HUDSON, Mass. -- You might say Jurnee Serating-Ware is a quintessential multi-tasker.
Before every Hudson High home softball game, the junior sings a solid rendition of the National Anthem. Then she takes her place inside the circle as the Hawks' ace pitcher.
Ware performed brilliantly in both aspects Monday. Facing Mid-Wach B Division rival Nashoba Regional in a all-important divisional contest, Ware twirled a gem, surrendering just a pair of singles while striking out five in leading No. 13 Hudson to a one-sided 11-0 victory. Not once throughout this affair did a Chieftain batter advance beyond first base. Among those five K’s was Ware's 500th for her career.
“It doesn’t seem real right now,” said Ware, a lefty with an ERA of just over 1.00. “It was only like 12 games ago that I had 400. I go into every game not worrying about the batter but just doing what I need to do. I know for the most part what a batter can and cannot hit so I just try to focus on that. I didn't even know I was that close to 500 because my coach [Steve Martin] never told me.”

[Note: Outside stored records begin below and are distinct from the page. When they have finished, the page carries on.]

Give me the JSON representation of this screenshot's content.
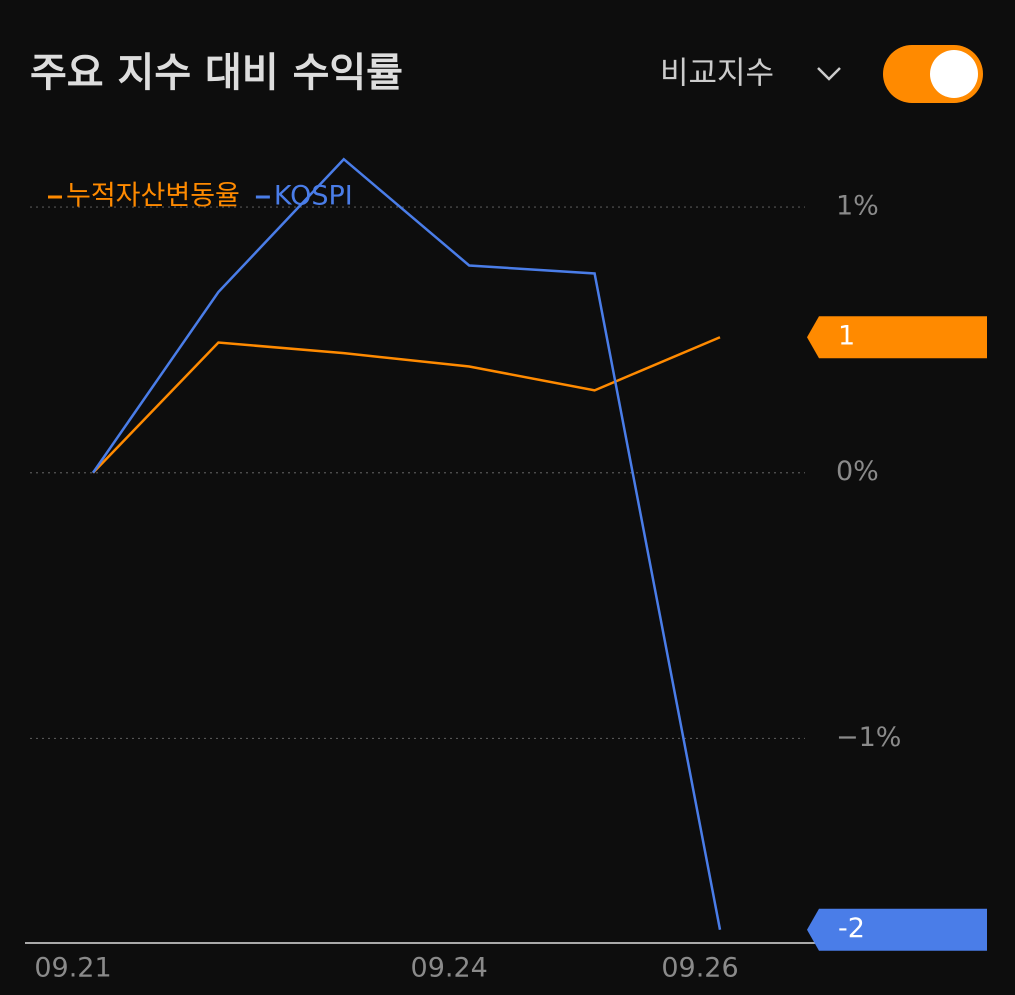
{
  "header": {
    "title": "주요 지수 대비 수익률",
    "compare_label": "비교지수"
  },
  "chart_data": {
    "type": "line",
    "categories": [
      "09.21",
      null,
      null,
      "09.24",
      null,
      "09.26"
    ],
    "series": [
      {
        "name": "누적자산변동율",
        "color": "#ff8a00",
        "values": [
          0,
          0.49,
          0.45,
          0.4,
          0.31,
          0.51
        ],
        "value_labels": [
          null,
          null,
          null,
          null,
          null,
          "1"
        ]
      },
      {
        "name": "KOSPI",
        "color": "#4a7de8",
        "values": [
          0,
          0.68,
          1.18,
          0.78,
          0.75,
          -1.72
        ],
        "value_labels": [
          null,
          null,
          null,
          null,
          null,
          "-2"
        ]
      }
    ],
    "ylim": [
      -1.77,
      1.29
    ],
    "yticks": [
      {
        "value": 1,
        "label": "1%"
      },
      {
        "value": 0,
        "label": "0%"
      },
      {
        "value": -1,
        "label": "−1%"
      }
    ],
    "grid": true
  }
}
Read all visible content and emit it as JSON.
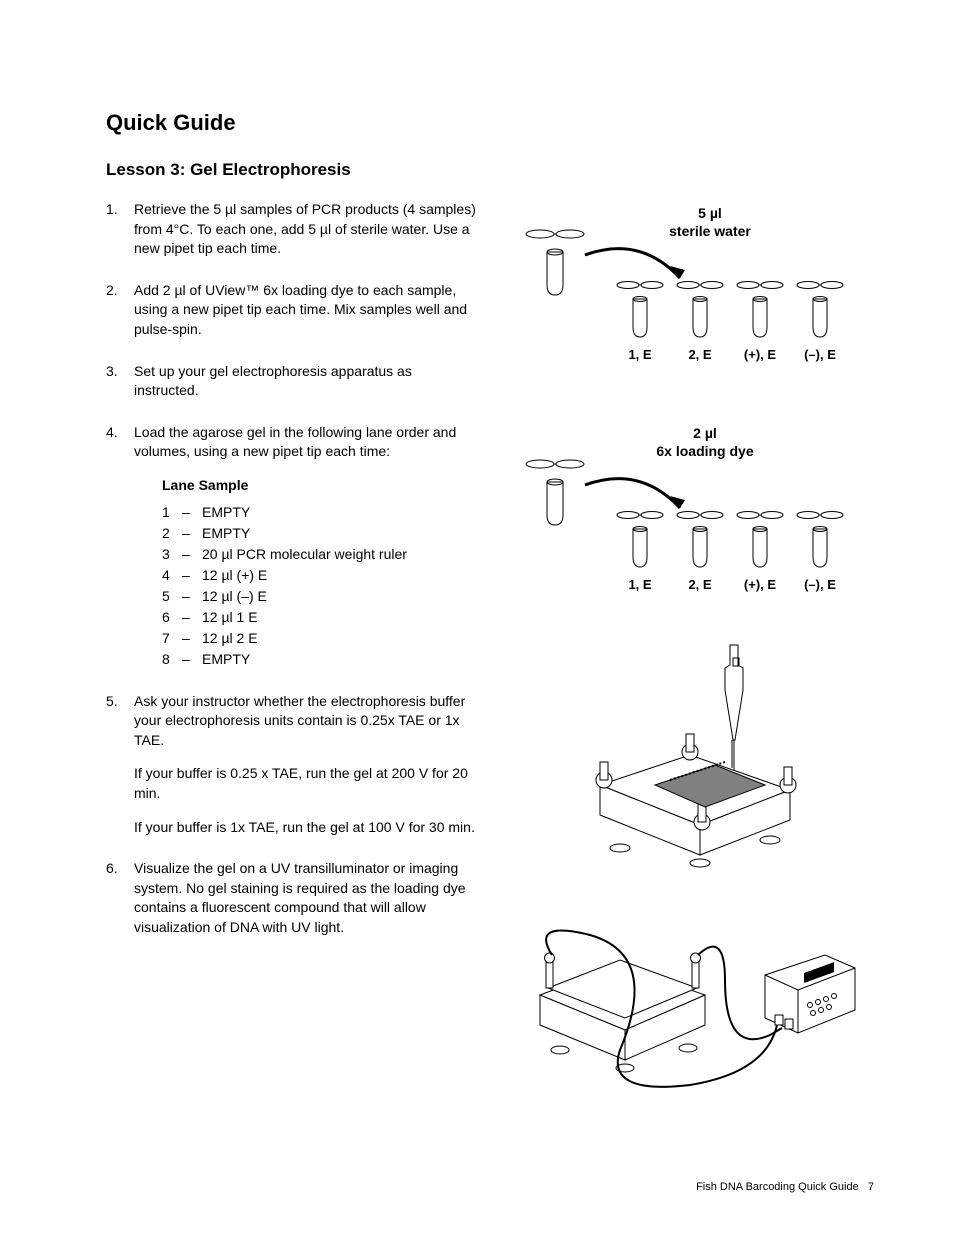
{
  "title": "Quick Guide",
  "subtitle": "Lesson 3: Gel Electrophoresis",
  "steps": {
    "s1": "Retrieve the 5 µl samples of PCR products (4 samples) from 4°C. To each one, add 5 µl of sterile water. Use a new pipet tip each time.",
    "s2": "Add 2 µl of UView™ 6x loading dye to each sample, using a new pipet tip each time. Mix samples well and pulse-spin.",
    "s3": "Set up your gel electrophoresis apparatus as instructed.",
    "s4": "Load the agarose gel in the following lane order and volumes, using a new pipet tip each time:",
    "s5_a": "Ask your instructor whether the electrophoresis buffer your electrophoresis units contain is 0.25x TAE or 1x TAE.",
    "s5_b": "If your buffer is 0.25 x TAE, run the gel at 200 V for 20 min.",
    "s5_c": "If your buffer is 1x TAE, run the gel at 100 V for 30 min.",
    "s6": "Visualize the gel on a UV transilluminator or imaging system. No gel staining is required as the loading dye contains a fluorescent compound that will allow visualization of DNA with UV light."
  },
  "lane_header": "Lane Sample",
  "lanes": [
    {
      "num": "1",
      "desc": "EMPTY"
    },
    {
      "num": "2",
      "desc": "EMPTY"
    },
    {
      "num": "3",
      "desc": "20 µl PCR molecular weight ruler"
    },
    {
      "num": "4",
      "desc": "12 µl (+) E"
    },
    {
      "num": "5",
      "desc": "12 µl (–) E"
    },
    {
      "num": "6",
      "desc": "12 µl 1 E"
    },
    {
      "num": "7",
      "desc": "12 µl 2 E"
    },
    {
      "num": "8",
      "desc": "EMPTY"
    }
  ],
  "diagram1": {
    "label1": "5 µl",
    "label2": "sterile water",
    "tube_labels": [
      "1, E",
      "2, E",
      "(+), E",
      "(–), E"
    ]
  },
  "diagram2": {
    "label1": "2 µl",
    "label2": "6x loading dye",
    "tube_labels": [
      "1, E",
      "2, E",
      "(+), E",
      "(–), E"
    ]
  },
  "footer": {
    "text": "Fish DNA Barcoding Quick Guide",
    "page": "7"
  },
  "colors": {
    "text": "#000000",
    "bg": "#ffffff",
    "stroke": "#000000",
    "gel_fill": "#808080"
  }
}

Ware, who came into the game need four strikeouts for the milestone, also said she couldn’t remember when her first career strikeout as a Hawk was. But Martin did. He recalled that it came during Ware's freshman season in a game against Algonquin Regional. In that game, it was scoreless deadlock heading into the ninth inning before Hudson won it 1-0 ironically on a Ware solo home run.
With this victory the Hawks improve to 11-2 and are 6-0 in divisional play. With the Chieftains (9-5, 4-2) nipping at its heels in the league standings all season, this pivotal win gives Hudson a two-game comfort margin with six regular season games remaining on the schedule.
“I told Jurnee that not many people get to 500 strikeouts in their high school career so be proud of it,” Martin said. “As long as she stays healthy I think she has a legitimate shot at Kaitlyn Andrews’ school record of 720 strikeouts.”
Hudson put this tilt in its rearview mirror early. The Hawks scored once in the first, five more times in the second and added a solo run in the third. Nashoba did little to help its cause as the Chieftains committed five errors. Ware, who also added a pair of doubles and an RBI on the afternoon, got things started in the opening frame by ripping a two-bagger. After advancing to third, she trotted home on Kara Knights’ deep flyout.
Nashoba sophomore righty Emily Sargent, obviously a bit flustered by the lack of defense behind her, was not as sharp as she has normally been. Entering this tilt with an ERA of 2.21, Sargent uncharacteristcally served up 12 hits and struck out four.
Hudson sent nine to the plate in the second frame after banging out four hits and taking advantage of three Nashoba miscues to extend its lead to 6-0. Key at bats in the inning came from Knights, a junior who delivered a two-run single and a Ware run-scoring double.
“For some reason plays we normally make against other schools we don’t make against Hudson,” said Chieftains coach Steve Kendall, who has now lost to the Hawks three times this season. “It’s something about that team where we just don’t perform well. I don’t know what it is. For whatever reason we just beat ourselves against that team. They are too good where you can’t make that many mistakes like we did today.”
In the Hawks’ third, they put two runners on with one out. Ware next grounded a ball to shortstop Eileen McGarry but the junior's throw pulled first baseman Joyce LaBonte off the bag resulting in another run.
Sargent managed to settle down over the next two innings as she kept the Hawks off the board. But that trend didn't last very long. Hudson opened its half of the sixth by putting the first two batters on before Kendal LaFrancois, a transfer from Nashoba, drove a hard ground ball single to plate a run. Chelsey Scovil then smashed a double to left scoring two more. A few moments later Scovil crossed the plate with the Hawks’ 11th run following a Maria Hydro single.
Meanwhile, Ware had the Chieftains right where she wanted them from the outset as they had trouble picking up the movement of her pitches.
“I know Jurnee is proud of her accomplishment but getting this win today in a huge league game with Nashoba coming in just one game behind us was the biggest importance of day,” Martin said. “We spent a good part of last week on our hitting because we haven’t been hitting the ball that well of late. Today we really hit well against a very good pitcher. To hit her like we did today, I think those hitting sessions we had seemed to work out.”